I could see large parts of the 220 acres campus lying scattered with huge boxes, which I was told contained mainly Italian stones finished in India according to the requirements of the temple. Several areas were covered with blue curtains beyond which huge cranes could be seen for temple construction. I wondered where did those associated with the huge temple lived. One of those associated with the temple took us in his car to a sprawling campus where tens of huge independent houses in three different sizes had already come up.

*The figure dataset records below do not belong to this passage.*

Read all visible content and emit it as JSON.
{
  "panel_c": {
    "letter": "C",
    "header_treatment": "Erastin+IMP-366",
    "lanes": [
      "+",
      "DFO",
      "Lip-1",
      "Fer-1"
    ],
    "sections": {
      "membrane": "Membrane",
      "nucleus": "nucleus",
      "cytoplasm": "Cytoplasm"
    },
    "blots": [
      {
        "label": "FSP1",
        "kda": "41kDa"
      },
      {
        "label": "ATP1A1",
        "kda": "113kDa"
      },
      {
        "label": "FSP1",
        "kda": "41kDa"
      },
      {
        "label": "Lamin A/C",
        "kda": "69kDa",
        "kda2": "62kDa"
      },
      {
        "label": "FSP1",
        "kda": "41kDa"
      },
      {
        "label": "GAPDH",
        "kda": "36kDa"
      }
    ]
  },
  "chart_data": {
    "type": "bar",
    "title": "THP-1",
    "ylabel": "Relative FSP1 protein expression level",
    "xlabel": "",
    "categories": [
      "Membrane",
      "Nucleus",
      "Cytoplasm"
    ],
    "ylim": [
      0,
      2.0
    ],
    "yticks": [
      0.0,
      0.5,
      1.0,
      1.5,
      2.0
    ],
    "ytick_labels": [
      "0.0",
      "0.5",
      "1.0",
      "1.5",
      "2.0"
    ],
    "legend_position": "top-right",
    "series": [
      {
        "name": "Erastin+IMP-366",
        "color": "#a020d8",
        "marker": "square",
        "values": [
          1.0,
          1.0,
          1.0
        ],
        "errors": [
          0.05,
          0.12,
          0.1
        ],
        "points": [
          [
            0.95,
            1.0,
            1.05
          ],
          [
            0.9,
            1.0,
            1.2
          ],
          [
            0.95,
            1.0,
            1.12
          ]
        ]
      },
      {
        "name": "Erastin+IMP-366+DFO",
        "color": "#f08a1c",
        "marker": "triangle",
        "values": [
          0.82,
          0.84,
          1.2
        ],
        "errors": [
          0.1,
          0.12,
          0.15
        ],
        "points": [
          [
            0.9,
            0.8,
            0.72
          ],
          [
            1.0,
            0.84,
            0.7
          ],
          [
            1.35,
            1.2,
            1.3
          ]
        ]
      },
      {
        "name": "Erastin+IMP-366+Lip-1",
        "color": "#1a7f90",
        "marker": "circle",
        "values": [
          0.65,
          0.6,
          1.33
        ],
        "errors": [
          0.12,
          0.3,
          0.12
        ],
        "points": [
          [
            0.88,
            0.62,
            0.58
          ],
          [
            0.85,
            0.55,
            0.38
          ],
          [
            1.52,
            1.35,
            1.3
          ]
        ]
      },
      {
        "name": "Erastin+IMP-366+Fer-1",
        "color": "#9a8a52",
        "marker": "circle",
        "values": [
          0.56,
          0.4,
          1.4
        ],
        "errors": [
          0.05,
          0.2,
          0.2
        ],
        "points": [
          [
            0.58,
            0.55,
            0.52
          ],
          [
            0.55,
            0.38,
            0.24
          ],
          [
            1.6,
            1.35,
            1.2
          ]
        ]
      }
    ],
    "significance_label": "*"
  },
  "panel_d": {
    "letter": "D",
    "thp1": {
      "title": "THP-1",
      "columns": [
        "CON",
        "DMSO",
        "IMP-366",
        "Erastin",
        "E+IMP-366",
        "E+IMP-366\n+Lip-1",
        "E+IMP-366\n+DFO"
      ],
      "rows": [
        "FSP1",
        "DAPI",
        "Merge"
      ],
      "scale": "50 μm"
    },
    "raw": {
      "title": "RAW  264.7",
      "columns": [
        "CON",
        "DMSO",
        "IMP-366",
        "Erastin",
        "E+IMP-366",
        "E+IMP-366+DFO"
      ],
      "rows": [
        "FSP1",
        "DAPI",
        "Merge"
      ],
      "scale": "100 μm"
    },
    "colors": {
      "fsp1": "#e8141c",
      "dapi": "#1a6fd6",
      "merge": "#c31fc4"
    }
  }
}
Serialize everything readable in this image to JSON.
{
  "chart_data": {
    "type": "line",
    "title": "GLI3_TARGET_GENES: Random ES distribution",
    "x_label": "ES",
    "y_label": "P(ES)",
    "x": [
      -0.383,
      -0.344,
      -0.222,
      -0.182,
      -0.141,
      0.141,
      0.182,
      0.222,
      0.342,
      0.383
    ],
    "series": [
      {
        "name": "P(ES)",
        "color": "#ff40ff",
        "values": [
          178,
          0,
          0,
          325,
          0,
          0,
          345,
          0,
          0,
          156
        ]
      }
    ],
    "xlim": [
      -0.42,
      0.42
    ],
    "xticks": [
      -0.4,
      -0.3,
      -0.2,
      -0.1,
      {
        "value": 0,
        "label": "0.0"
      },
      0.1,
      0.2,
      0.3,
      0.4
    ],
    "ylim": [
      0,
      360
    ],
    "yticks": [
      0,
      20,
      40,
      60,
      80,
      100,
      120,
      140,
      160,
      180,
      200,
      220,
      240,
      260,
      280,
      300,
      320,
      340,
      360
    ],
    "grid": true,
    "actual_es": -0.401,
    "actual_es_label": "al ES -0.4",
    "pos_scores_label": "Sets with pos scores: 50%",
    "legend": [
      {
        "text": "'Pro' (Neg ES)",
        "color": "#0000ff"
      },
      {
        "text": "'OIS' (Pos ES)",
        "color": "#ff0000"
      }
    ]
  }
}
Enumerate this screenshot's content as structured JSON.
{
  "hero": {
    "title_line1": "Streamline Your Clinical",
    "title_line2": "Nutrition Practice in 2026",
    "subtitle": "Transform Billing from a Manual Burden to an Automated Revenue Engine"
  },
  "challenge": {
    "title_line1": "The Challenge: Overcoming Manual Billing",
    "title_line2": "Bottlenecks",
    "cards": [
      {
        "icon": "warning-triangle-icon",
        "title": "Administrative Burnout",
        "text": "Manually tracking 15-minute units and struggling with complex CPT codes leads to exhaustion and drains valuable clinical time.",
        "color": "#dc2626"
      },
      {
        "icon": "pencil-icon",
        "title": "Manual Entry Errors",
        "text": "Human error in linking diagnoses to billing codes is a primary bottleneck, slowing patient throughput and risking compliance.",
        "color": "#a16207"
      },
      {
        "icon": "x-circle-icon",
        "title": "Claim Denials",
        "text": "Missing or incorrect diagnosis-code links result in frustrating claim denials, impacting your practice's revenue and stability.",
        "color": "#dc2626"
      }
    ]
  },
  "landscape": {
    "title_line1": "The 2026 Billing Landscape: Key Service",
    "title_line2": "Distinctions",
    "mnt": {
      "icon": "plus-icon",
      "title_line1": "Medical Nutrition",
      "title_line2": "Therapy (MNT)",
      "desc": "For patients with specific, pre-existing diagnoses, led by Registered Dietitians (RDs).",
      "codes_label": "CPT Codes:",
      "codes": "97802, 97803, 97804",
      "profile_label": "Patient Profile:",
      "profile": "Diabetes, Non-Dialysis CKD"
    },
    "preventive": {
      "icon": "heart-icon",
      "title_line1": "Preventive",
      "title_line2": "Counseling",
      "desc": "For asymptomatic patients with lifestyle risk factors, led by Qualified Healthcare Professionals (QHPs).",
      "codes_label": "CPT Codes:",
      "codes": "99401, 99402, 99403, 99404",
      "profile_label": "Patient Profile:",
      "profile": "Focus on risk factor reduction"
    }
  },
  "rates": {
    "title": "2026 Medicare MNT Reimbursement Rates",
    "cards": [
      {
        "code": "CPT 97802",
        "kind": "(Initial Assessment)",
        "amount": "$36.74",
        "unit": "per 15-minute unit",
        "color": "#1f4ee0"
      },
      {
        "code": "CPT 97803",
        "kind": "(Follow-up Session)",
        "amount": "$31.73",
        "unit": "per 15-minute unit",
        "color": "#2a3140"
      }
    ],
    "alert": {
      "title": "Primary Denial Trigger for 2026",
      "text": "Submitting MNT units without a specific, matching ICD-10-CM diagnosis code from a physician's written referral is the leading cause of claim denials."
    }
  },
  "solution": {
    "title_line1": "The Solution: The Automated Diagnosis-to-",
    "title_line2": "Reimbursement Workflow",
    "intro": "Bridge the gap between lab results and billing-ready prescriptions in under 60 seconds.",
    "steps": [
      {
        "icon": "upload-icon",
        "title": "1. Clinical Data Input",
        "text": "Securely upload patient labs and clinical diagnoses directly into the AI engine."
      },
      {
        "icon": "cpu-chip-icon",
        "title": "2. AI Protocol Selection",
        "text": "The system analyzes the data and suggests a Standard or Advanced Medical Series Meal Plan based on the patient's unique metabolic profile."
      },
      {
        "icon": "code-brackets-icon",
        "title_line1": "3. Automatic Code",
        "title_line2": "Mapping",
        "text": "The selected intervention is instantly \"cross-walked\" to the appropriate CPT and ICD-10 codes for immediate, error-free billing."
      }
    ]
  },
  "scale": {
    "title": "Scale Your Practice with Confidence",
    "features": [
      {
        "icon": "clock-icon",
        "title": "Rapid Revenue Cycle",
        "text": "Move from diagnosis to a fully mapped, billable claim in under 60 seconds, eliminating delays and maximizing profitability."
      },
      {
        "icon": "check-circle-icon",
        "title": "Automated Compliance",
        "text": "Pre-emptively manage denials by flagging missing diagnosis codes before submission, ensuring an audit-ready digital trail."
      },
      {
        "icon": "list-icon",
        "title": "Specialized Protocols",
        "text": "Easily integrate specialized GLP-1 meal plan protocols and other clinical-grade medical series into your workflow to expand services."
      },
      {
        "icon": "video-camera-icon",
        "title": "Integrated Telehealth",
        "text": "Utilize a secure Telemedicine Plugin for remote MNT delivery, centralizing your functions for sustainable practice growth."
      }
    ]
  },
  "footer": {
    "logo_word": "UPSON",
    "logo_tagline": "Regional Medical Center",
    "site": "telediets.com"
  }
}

Taking me to one of the houses under construction -- “this is one ours”, I was told by this person, who happens to a US citizen of Indian origin and has retired. “I am devoting my full time to the temple”, he said. In all, I was told, there are about 120 independent houses – 90 per cent of them owned by those associated with the temple.
On our return to the temple, a three minutes drive, the same PRO met me after we did our ‘darshan’ and spanned a few photographs at the spot especially designated for the purpose. Even as praising the world’s biggest Swaminarayan temple sky high again, what he said was news to me. Usually a spot where NJ’s Indian origin people visit here (NJ’s nearly 5 per cent population is said to be from India), at one point the temple, he said, received a “high profile American visitor.”
Without naming this visitor, the PRO said, “This gentleman told me that in the US churches are being closed down, as fewer and fewer people were visiting them, that the churches were being sold for purposes other than religion -- constructing commercial or residential premises. He asked me, given the lack of interest in religion, what was the purpose building such a huge temple; it would be deserted place after four decades. I was astonished by his observation. I replied: This temple will last for thousands of years…”
Large sections of Indian diaspora living in not just NJ but also the places where I visited on the eastern coast of US during my current stay in US know about the controversy surrounding the temple. However, I heard a strong defence of the act of bringing Indian workers to build the temple, though none of them were apparently there right now. A strong temple votary had this to say: “The workers had signed an agreement before being brought to the US, and they were being paid accordingly. They were being provided with free food and accommodation. What else did they want?”
---
*Editor, Counterview

Comments

Anonymous said…
The money for the temple, or for that matter any construction of a religious nature is better spent on human beings. Many would benefit from such large sums of money.
Thank you for writing this. In Ahmedabad if one goes to areas near the main Swaminarayan temple, many of the local houses have posters against the temple for trying to grab lands, homes.